SMITH: Yeah, yeah. Well, yes, some people are working to keep the website alive for me, which has a lot of information and that's a -- that is an issue that will inevitably prevail. It will just happen. Because not doing it becomes so glaringly obvious every time you gather money to put a ramp on or send you mother to a nursing home five years before she wanted to.

SCHROEDER: Even without knowing that you have that particular website or that that was one of the things you were working on, I have to give you and the people like you who have talked about that issue in one way or another, some credit for actually affecting a change I did. I added on a new bathroom in my 01:21:00house and because I was looking at a knee replacement I said, "We're putting in a roll-in shower, because you never know what the future will bring."

SMITH: There you go.

SCHROEDER: And so there was one lip that I made sure was not going to be a barrier -- (laughter) would just be able to move in and I thought, you know, I may be able-bodied and so very close to the end of my life, I don't know, but you just don't know.

SMITH: That's right.

SCHROEDER: And so I think people like you give the consciousness -- you've made an impact on consciousness around you and that's all I think any of us can hope for, right?

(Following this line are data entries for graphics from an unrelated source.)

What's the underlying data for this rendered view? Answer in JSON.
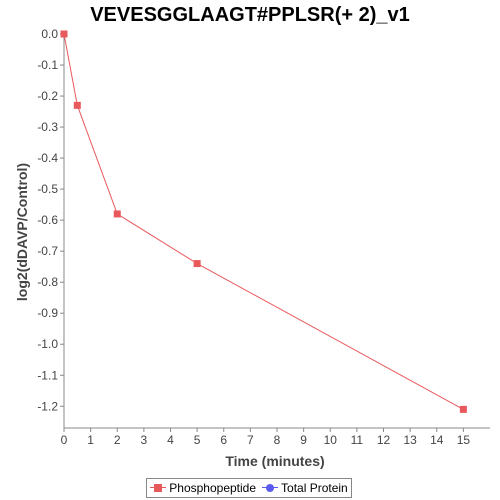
{
  "chart_data": {
    "type": "line",
    "title": "VEVESGGLAAGT#PPLSR(+ 2)_v1",
    "xlabel": "Time (minutes)",
    "ylabel": "log2(dDAVP/Control)",
    "xlim": [
      0,
      16
    ],
    "ylim": [
      -1.27,
      0
    ],
    "x_ticks": [
      0,
      1,
      2,
      3,
      4,
      5,
      6,
      7,
      8,
      9,
      10,
      11,
      12,
      13,
      14,
      15
    ],
    "y_ticks": [
      0.0,
      -0.1,
      -0.2,
      -0.3,
      -0.4,
      -0.5,
      -0.6,
      -0.7,
      -0.8,
      -0.9,
      -1.0,
      -1.1,
      -1.2
    ],
    "y_tick_labels": [
      "0.0",
      "-0.1",
      "-0.2",
      "-0.3",
      "-0.4",
      "-0.5",
      "-0.6",
      "-0.7",
      "-0.8",
      "-0.9",
      "-1.0",
      "-1.1",
      "-1.2"
    ],
    "grid": false,
    "legend_position": "bottom",
    "series": [
      {
        "name": "Phosphopeptide",
        "color": "#e8595c",
        "marker": "square",
        "x": [
          0,
          0.5,
          2,
          5,
          15
        ],
        "y": [
          0.0,
          -0.23,
          -0.58,
          -0.74,
          -1.21
        ]
      },
      {
        "name": "Total Protein",
        "color": "#5b5bf0",
        "marker": "circle",
        "x": [],
        "y": []
      }
    ]
  }
}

SMITH: Thank you and yes. Yeah.

SCHROEDER: No, thank you. Maybe this is now when we should stop because you're tired. Unless there's something you want to add.

SMITH: No, I can't think of anything I particularly want to add. I mean you know, our lives are such big topics and Karuna in itself is a big topic and so we're never really done. I appreciate the attention that you paid and the 01:22:00things you pulled out. It was fun. It was meaningful. Thank you.